HSH Bilanz 2014: Irrtümer, Kernbank-Verlust und Pro-forma-Ergebnisse
Geschäftsberichte von Banken zu lesen macht keinen Spaß. Sie strotzen vor Bilanzfachworten, Abkürzungen, Bandwurmsätzen, verschwurbelten Bankerdeutsch und Auslassungen. Eine klare Sprache und gutes Deutsch, die die vorgegebenen Fachtermini für eine aussagekräftige Berichterstattung einbetten, findet sich selten. Im Wettbewerb um “Die besten Geschäftsberichte” erhielte die HSH womöglich die “Rote Laterne”.

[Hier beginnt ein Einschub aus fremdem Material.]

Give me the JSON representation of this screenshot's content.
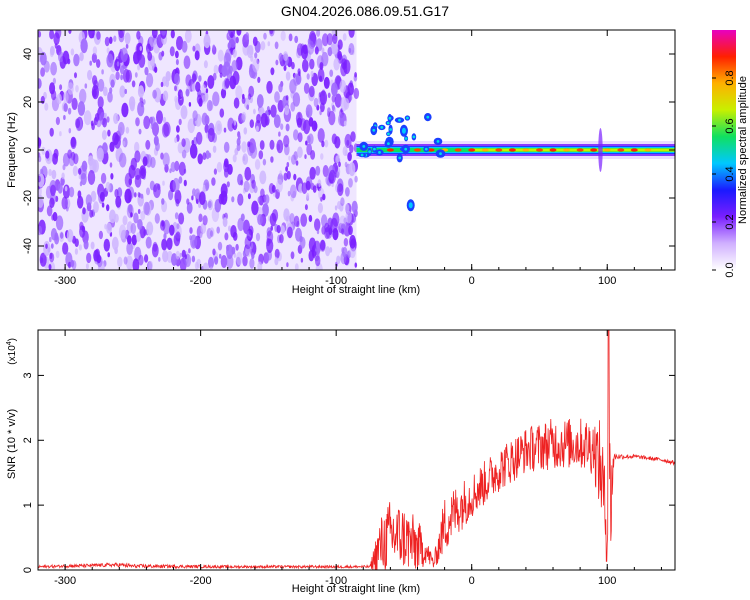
{
  "title": "GN04.2026.086.09.51.G17",
  "chart_data": [
    {
      "type": "heatmap",
      "name": "spectrogram",
      "xlabel": "Height of straight line (km)",
      "ylabel": "Frequency (Hz)",
      "xlim": [
        -320,
        150
      ],
      "ylim": [
        -50,
        50
      ],
      "xticks": [
        -300,
        -200,
        -100,
        0,
        100
      ],
      "yticks": [
        -40,
        -20,
        0,
        20,
        40
      ],
      "noise_region_x": [
        -320,
        -85
      ],
      "signal_tone": {
        "x_range": [
          -85,
          150
        ],
        "center_frequency_hz": 0,
        "peak_amplitude": 1.0,
        "features": [
          {
            "x": -50,
            "y": 8,
            "amplitude": 0.45,
            "label": "scattered blobs"
          },
          {
            "x": -45,
            "y": -23,
            "amplitude": 0.45,
            "label": "isolated blob"
          },
          {
            "x": 95,
            "y": 0,
            "amplitude": 0.3,
            "label": "vertical spike"
          }
        ]
      },
      "colorbar": {
        "label": "Normalized spectral amplitude",
        "range": [
          0,
          1
        ],
        "ticks": [
          "0.0",
          "0.2",
          "0.4",
          "0.6",
          "0.8"
        ],
        "colors": [
          "#ffffff",
          "#d0b0ff",
          "#7a1fff",
          "#1a1aff",
          "#00c8ff",
          "#10e060",
          "#c8f000",
          "#ffb000",
          "#ff2000",
          "#e800c0"
        ]
      }
    },
    {
      "type": "line",
      "name": "snr",
      "xlabel": "Height of straight line (km)",
      "ylabel": "SNR (10 * v/v)",
      "scale_label": "(x10",
      "scale_exp": "4",
      "xlim": [
        -320,
        150
      ],
      "ylim": [
        0,
        3.7
      ],
      "xticks": [
        -300,
        -200,
        -100,
        0,
        100
      ],
      "yticks": [
        0,
        1,
        2,
        3
      ],
      "color": "#ee2222",
      "envelope_x": [
        -320,
        -260,
        -250,
        -180,
        -95,
        -90,
        -75,
        -68,
        -60,
        -50,
        -40,
        -34,
        -28,
        -20,
        -10,
        0,
        20,
        40,
        60,
        80,
        90,
        96,
        100,
        102,
        105,
        120,
        140,
        150
      ],
      "envelope_y": [
        0.05,
        0.08,
        0.06,
        0.05,
        0.05,
        0.05,
        0.05,
        0.35,
        0.55,
        0.5,
        0.35,
        0.3,
        0.1,
        0.7,
        0.95,
        1.15,
        1.55,
        1.85,
        1.95,
        1.95,
        1.9,
        1.5,
        0.5,
        1.0,
        1.75,
        1.75,
        1.7,
        1.65
      ],
      "noise_amplitude": [
        0.02,
        0.03,
        0.03,
        0.02,
        0.02,
        0.02,
        0.02,
        0.45,
        0.55,
        0.5,
        0.45,
        0.2,
        0.1,
        0.45,
        0.4,
        0.35,
        0.35,
        0.35,
        0.4,
        0.4,
        0.45,
        0.8,
        0.5,
        1.3,
        0.05,
        0.03,
        0.03,
        0.03
      ],
      "peak": {
        "x": 101,
        "y": 3.7
      }
    }
  ]
}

Gesetzliche Bilanzierungs-Grundsätze
Jede Aktiengesellschaft muss zum Jahresende eine Bilanz aufstellen, eine Vermögensübersicht. Das ist im Aktiengesetz, im Handelsgesetzbuch und in den Internationalen Rechnungslegungsstandards IFRS geregelt.
Zu den acht Bilanzierungsgrundsätzen gehören auch das Klarheitsprinzip und die Bilanzkontinuität. Das Klarheitsprinzip spricht für sich selbst. Die Bilanzkontinuität verpflichtet Firmen dazu, die Abschlüsse der verschiedenen Jahre untereinander vergleichbar zu halten, damit sich die betriebliche Entwicklung daraus ablesen lässt.
„Gewinn nach Steuern“
Picken wir ein kleines Beispiel aus dem aktuellen Bericht der HSH heraus: die besonders hervorgehobene Position des Gewinns. In ihrer Pressemitteilung zur Bilanzpräsentation betonte die HSH den “Gewinn nach Steuern“. Siehe Bild, erster Punkt.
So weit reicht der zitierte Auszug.